Description: Membership relation for the values of a function whose image is a subclass. (Contributed by Mario Carneiro, 23-Dec-2013)

Ref Expression
Assertion funimassov 
|- ( ( Fun F /\ ( A X. B ) C_ dom F ) -> ( ( F " ( A X. B ) ) C_ C <-> A. x e. A A. y e. B ( x F y ) e. C ) )

Proof

Step Hyp Ref Expression
1 funimass4 
 |-  ( ( Fun F /\ ( A X. B ) C_ dom F ) -> ( ( F " ( A X. B ) ) C_ C <-> A. z e. ( A X. B ) ( F ` z ) e.

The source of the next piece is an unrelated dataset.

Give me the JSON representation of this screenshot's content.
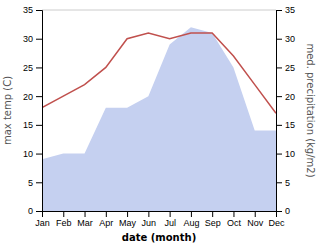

C ) )
2 fveq2 
 |-  ( z = <. x , y >. -> ( F ` z ) = ( F ` <. x , y >. ) )
3 df-ov 
 |-  ( x F y ) = ( F ` <. x , y >. )
4 2 3 eqtr4di 
 |-  ( z = <. x , y >. -> ( F ` z ) = ( x F y ) )
5 4 eleq1d 
 |-  ( z = <. x , y >. -> ( ( F ` z ) e. C <-> ( x F y ) e. C ) )
6 5 ralxp 
 |-  ( A. z e. ( A X. B ) ( F ` z ) e. C <-> A. x e. A A. y e. B ( x F y ) e. C )
7 1 6 bitrdi 
 |-  ( ( Fun F /\ ( A X. B ) C_ dom F ) -> ( ( F " ( A X. B ) ) C_ C <-> A. x e. A A. y e. B ( x F y ) e. C ) )